Since 2006 Facebook and Twitter have been extremely popular and equally frequently used by creators until now. But we can't see it in the plot because we are filtering out very popular words to get more meaningful information. Starting from 2010, URL shortener services dominated the descriptions.
Also, when Instagram was launched in 2010, it immediately appeared in the descriptions of creators. Soon, in 2015 Instagram disappeared from our Word Clouds, so we can state that in that year it became a well-known practice to add an Instagram link to the video description.

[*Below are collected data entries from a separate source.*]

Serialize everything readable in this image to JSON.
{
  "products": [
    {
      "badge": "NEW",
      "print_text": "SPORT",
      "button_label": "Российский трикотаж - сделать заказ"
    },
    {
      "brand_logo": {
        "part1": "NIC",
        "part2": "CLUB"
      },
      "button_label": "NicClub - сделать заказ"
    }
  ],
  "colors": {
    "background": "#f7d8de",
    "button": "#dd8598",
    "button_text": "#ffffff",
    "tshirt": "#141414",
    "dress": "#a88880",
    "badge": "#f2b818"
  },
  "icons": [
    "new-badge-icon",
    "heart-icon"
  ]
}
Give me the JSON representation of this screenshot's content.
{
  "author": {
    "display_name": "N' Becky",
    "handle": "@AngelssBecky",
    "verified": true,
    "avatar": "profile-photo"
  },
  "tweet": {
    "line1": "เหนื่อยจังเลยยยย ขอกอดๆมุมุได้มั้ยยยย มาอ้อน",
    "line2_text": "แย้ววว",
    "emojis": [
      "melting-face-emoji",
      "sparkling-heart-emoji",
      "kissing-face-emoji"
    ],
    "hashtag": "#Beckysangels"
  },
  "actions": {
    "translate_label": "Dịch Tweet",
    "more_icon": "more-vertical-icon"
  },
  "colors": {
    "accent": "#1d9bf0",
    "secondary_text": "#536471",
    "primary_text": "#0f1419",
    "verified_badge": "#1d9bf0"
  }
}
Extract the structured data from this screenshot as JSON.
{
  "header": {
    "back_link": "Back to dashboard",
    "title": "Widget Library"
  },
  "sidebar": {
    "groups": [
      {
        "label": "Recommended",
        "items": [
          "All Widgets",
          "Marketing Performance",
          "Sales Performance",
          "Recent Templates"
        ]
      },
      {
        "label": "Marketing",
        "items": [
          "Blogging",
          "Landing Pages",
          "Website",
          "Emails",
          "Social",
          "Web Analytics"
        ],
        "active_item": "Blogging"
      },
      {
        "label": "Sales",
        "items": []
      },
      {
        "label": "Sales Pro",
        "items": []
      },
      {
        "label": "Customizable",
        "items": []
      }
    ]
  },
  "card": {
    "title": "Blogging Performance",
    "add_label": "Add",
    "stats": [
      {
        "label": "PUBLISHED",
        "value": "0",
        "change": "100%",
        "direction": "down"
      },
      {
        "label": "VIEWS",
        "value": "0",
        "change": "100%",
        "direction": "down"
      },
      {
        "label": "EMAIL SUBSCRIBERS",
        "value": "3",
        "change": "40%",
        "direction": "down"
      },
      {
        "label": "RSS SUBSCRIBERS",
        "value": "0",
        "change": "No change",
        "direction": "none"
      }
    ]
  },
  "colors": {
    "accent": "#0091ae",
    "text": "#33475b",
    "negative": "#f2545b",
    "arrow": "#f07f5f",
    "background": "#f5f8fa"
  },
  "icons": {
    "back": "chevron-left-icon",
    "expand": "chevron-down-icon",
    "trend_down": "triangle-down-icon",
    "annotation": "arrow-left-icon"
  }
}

Replicating the process for YouTube, a much larger platform, was no easy task. Since we are discovering trends, we would like to consider only 1% of YouTube videos per year ranked by view count, which is reasonable due to the extremely high amount of videos uploaded each year and the variety of categories among this 1%. We found our answer by looking at the graph that consists of nodes as videos and edges as common tags. By collecting these tags and comparing them across all videos, we could build a graph of video relationships.
How to read this graph:
The atlas shows the top 1% YouTube videos per year ranked by view count. What insights would this type of visualization hold?
Exploring the centrality of the 3 largest graph components we might find the most viewed videos of the specific year. Here we have the most important node in each community:
Year 2009 (2/3 Indian movies)We wonder if the videos are described in both tags and categories but the most explicit is the information of the tag: how the categories are connected among each other in terms of tags?
Using the previous graph with the strongly connected videos, we displayed the following plots of interaction between the categories. Where the node is the category, and the size of the node is proportional to the number of videos in this category. The circle graph is weighted and depends on the number of connections.
The results tell us much about the content of the platform.